|Meeting the Behavioural Data Collection Needs of National HIV/AIDS and STD Programmes (Implementing AIDS Prevention and Care Project - Joint United Nations Programme on HIV/AIDS - United States Agency for International Development, 1998, 41 p.)|
One reason more behavioural data has not been collected in the past is that many people are deeply skeptical about the validity of self-reported data on sexual behaviour. "Everybody lies about their sex lives," the reasoning goes, "so why bother asking?" The same was said of asking about contraceptive use just 20 years ago, but fertility and reproductive health surveys are now routinely conducted on every continent. The likelihood that people will lie about their sexual behaviour appears to increase as more stigma is attached to this behaviour. Extramarital sex for women carries more stigma in most societies than extramarital sex for men, for example, which accounts for greater underreporting of this behaviour by women than by men.
Growing experience in collecting data on sexual behaviour indicates that people do not always lie. They are, however, more likely to tell the truth in some situations than in others. The extent to which people answer questions about sex openly and truthfully depends on the setting of the question. Are privacy and confidentiality assured? Is the interviewer sympathetic and of the same sex and age bracket as the respondent? Are questions nonjudgmental? The long list of factors potentially biasing response is well known in the social sciences. Questions on sexual behaviour are simply at the most sensitive end of the spectrum of behavioural data collection.
Obviously it is not possible to validate data on sexual practices through direct observation. It is, however, possible to triangulate them with data from other sources to see whether the picture presented is consistent and credible. For example, process evaluation data on condom sales, the intensity of peer education, or the quality and coverage of media campaigns can be combined with an analysis of behavioural outcome data to provide an understanding of the process through which interventions achieve effects. In addition, results from behavioural surveys should be analysed together with findings from qualitative evaluation research (e.g., focus group discussions, key informant interviews, and rapid ethnographic studies) carried out in subsamples of surveyed target populations.

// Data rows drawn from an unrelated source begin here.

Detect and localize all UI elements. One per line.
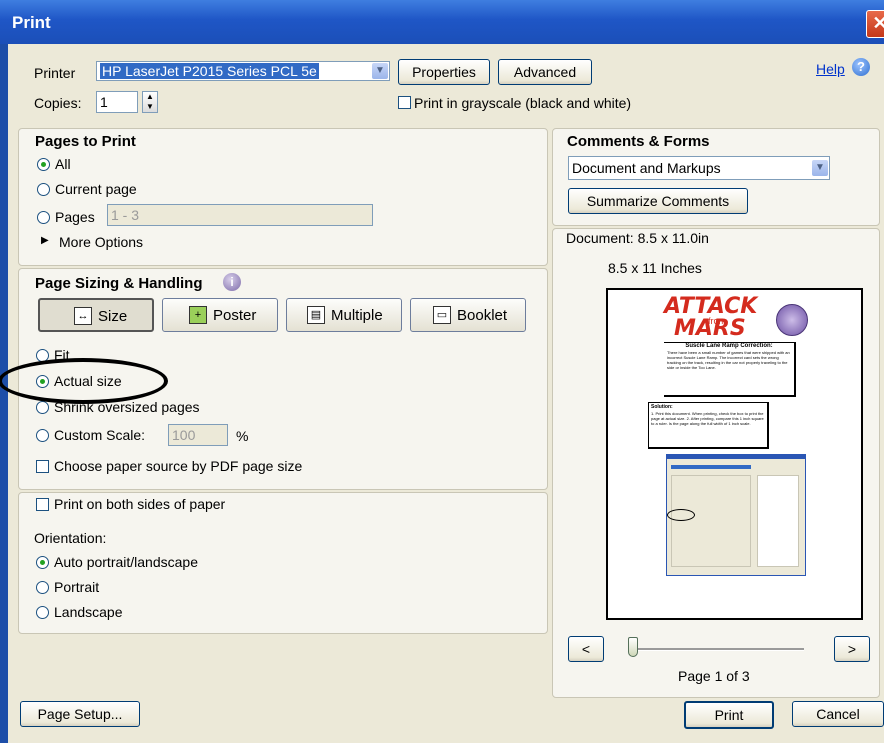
copies-label: Copies:	[34, 95, 82, 111]
grayscale-checkbox[interactable]	[398, 96, 411, 109]
help-link[interactable]: Help	[816, 61, 845, 77]
preview-screenshot-thumbnail	[666, 454, 806, 576]
page-slider-thumb[interactable]	[628, 637, 638, 657]
preview-correction-box: Suscle Lane Ramp Correction: There have …	[664, 342, 796, 397]
document-size-label: Document: 8.5 x 11.0in	[566, 230, 709, 246]
pages-range-input[interactable]: 1 - 3	[107, 204, 373, 226]
duplex-label: Print on both sides of paper	[54, 496, 226, 512]
comments-select-value: Document and Markups	[572, 160, 721, 176]
radio-custom-scale-label: Custom Scale:	[54, 427, 146, 443]
radio-auto-orientation-label: Auto portrait/landscape	[54, 554, 198, 570]
poster-mode-label: Poster	[213, 307, 257, 324]
grayscale-label: Print in grayscale (black and white)	[414, 95, 632, 111]
paper-source-label: Choose paper source by PDF page size	[54, 458, 303, 474]
radio-custom-scale[interactable]	[36, 429, 49, 442]
radio-landscape[interactable]	[36, 606, 49, 619]
duplex-checkbox[interactable]	[36, 498, 49, 511]
preview-solution-box: Solution: 1. Print this document. When p…	[648, 402, 769, 449]
page-sizing-header: Page Sizing & Handling	[35, 275, 203, 292]
print-button[interactable]: Print	[684, 701, 774, 729]
page-slider-track[interactable]	[628, 648, 804, 651]
close-button[interactable]: ✕	[866, 10, 884, 38]
prev-page-button[interactable]: <	[568, 636, 604, 662]
radio-current-page[interactable]	[37, 183, 50, 196]
orientation-label: Orientation:	[34, 530, 107, 546]
poster-mode-button[interactable]: + Poster	[162, 298, 278, 332]
window-title: Print	[12, 13, 51, 32]
radio-portrait[interactable]	[36, 581, 49, 594]
printer-select[interactable]: HP LaserJet P2015 Series PCL 5e ▼	[96, 61, 390, 81]
preview-seal-icon	[776, 304, 808, 336]
title-bar: Print ✕	[0, 0, 884, 44]
size-mode-button[interactable]: ↔ Size	[38, 298, 154, 332]
radio-portrait-label: Portrait	[54, 579, 100, 595]
chevron-down-icon[interactable]: ▼	[372, 63, 388, 79]
poster-icon: +	[189, 306, 207, 324]
more-options-toggle[interactable]: More Options	[59, 234, 143, 250]
radio-landscape-label: Landscape	[54, 604, 123, 620]
dialog-body: Printer HP LaserJet P2015 Series PCL 5e …	[0, 44, 884, 743]
radio-auto-orientation[interactable]	[36, 556, 49, 569]
paper-source-checkbox[interactable]	[36, 460, 49, 473]
chevron-down-icon[interactable]: ▼	[812, 160, 828, 176]
copies-stepper[interactable]: ▲ ▼	[142, 91, 158, 113]
booklet-icon: ▭	[433, 306, 451, 324]
page-status: Page 1 of 3	[678, 668, 750, 684]
multiple-pages-icon: ▤	[307, 306, 325, 324]
pages-range-value: 1 - 3	[111, 207, 140, 223]
booklet-mode-label: Booklet	[457, 307, 508, 324]
advanced-button[interactable]: Advanced	[498, 59, 592, 85]
radio-all-label: All	[55, 156, 71, 172]
preview-correction-body: There have been a small number of games …	[667, 350, 790, 370]
annotation-ellipse	[0, 358, 168, 404]
radio-current-page-label: Current page	[55, 181, 137, 197]
radio-all[interactable]	[37, 158, 50, 171]
multiple-mode-button[interactable]: ▤ Multiple	[286, 298, 402, 332]
copies-input[interactable]: 1	[96, 91, 138, 113]
summarize-comments-button[interactable]: Summarize Comments	[568, 188, 748, 214]
copies-value: 1	[100, 94, 108, 110]
next-page-button[interactable]: >	[834, 636, 870, 662]
size-mode-label: Size	[98, 308, 128, 325]
size-icon: ↔	[74, 307, 92, 325]
printer-select-value: HP LaserJet P2015 Series PCL 5e	[100, 63, 319, 79]
preview-solution-body: 1. Print this document. When printing, c…	[651, 411, 764, 426]
booklet-mode-button[interactable]: ▭ Booklet	[410, 298, 526, 332]
comments-select[interactable]: Document and Markups ▼	[568, 156, 830, 180]
help-icon[interactable]: ?	[852, 58, 870, 76]
radio-shrink[interactable]	[36, 401, 49, 414]
radio-pages-label: Pages	[55, 209, 95, 225]
pages-to-print-panel: Pages to Print All Current page Pages 1 …	[18, 128, 548, 266]
page-setup-button[interactable]: Page Setup...	[20, 701, 140, 727]
expand-arrow-icon[interactable]: ▶	[41, 235, 49, 246]
properties-button[interactable]: Properties	[398, 59, 490, 85]
printer-label: Printer	[34, 65, 76, 81]
paper-size-label: 8.5 x 11 Inches	[608, 260, 702, 276]
preview-logo-subtitle: MARS	[674, 316, 746, 341]
page-preview: ATTACK from MARS Suscle Lane Ramp Correc…	[606, 288, 863, 620]
cancel-button[interactable]: Cancel	[792, 701, 884, 727]
pages-to-print-header: Pages to Print	[35, 133, 136, 150]
custom-scale-value: 100	[172, 427, 196, 443]
custom-scale-input[interactable]: 100	[168, 424, 228, 446]
comments-forms-header: Comments & Forms	[567, 133, 710, 150]
preview-solution-title: Solution:	[651, 404, 673, 410]
info-icon[interactable]: i	[223, 273, 241, 291]
multiple-mode-label: Multiple	[331, 307, 383, 324]
percent-label: %	[236, 428, 249, 444]
radio-pages[interactable]	[37, 211, 50, 224]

Moreover, those tracking the HIV epidemic may be less concerned with the exact level of risk behaviour in a population than with trends in those behaviours. Behaviour trends are of great interest in explaining changes in HIV prevalence. Even where there is misreporting, repeated behavioural surveys will show changes in trends over time, provided that the magnitude or direction of misreporting does not change significantly.
There is now enough experience in collecting data on sexual behaviour to suggest that it can be successful in most circumstances, providing certain basic criteria are met. Questionnaires must be carefully designed and tested to balance the needs of the local community with the interests of regional and international standardisation. Interviewers must be carefully selected, well trained, and prepared to communicate with respondents in a way that builds trust and avoids judgement. Interviews should take place in private, and respondents must be sure that the information they give will remain confidential.
Finally, when assessing behavioural change it is important to realise that prevention programmes have to be implemented for sufficient amounts of time and on a large enough scale to have an impact on personal behaviour, social norms, communities, and on the epidemic.